McCormack’s art is scratchy and slightly reminiscent of Sean Murphy: lots of staccato lines to give the impression of weathering and motion. He’s got more than enough grit to capture the rugged boulders of the Martian landscape and the rough, unshaven edges around Coyle and his team. There’s nothing too flashy, but it serves the setting, the people, and the subject matter well. That being said, McCormack sells a number of the issue’s comedic beats through his skill at reaction shots, obscene hand gestures, and facial expressions: case in point, the four faces of Coyle circa-bowel-move.

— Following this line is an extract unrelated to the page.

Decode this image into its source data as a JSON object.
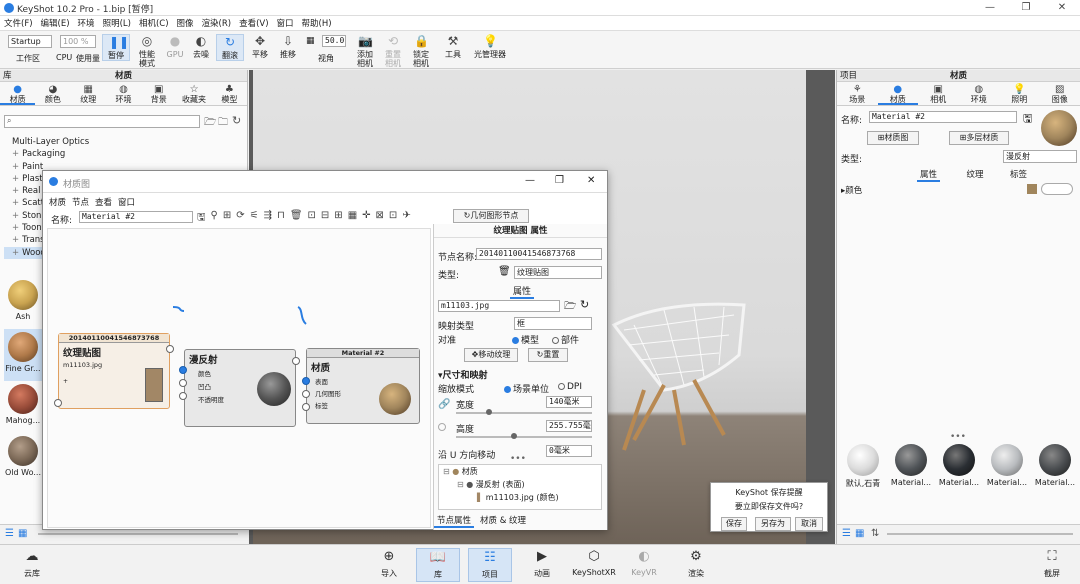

And like that, we circle back to the barometer mentioned earlier. This series definitely won’t be for everyone. But it’s great to read a sci-fi comic that feels like it has a voice of its own. I haven’t actually laughed at one since Chip Zdarsky shot the funny into space in “Kaptara.” And where that series relied on giddy irreverence for laughs, Holman and McCormack’s work taps that bleak, nihilistic vein that’s served FX comedies like It’s Always Sunny in Philadelphia, The League, and You’re the Worst so well. But that makes perfect sense, coming from a member of the Archer family

Final Verdict: 7.5 – Crass and unapologetic, but undeniably funny.


Kent Falkenberg

By day, a mild mannered technical writer in Canada. By night, a milder-mannered husband and father of two. By later that night, asleep - because all that's exhausting - dreaming of a comic stack I should have read and the hockey game I shouldn't have watched.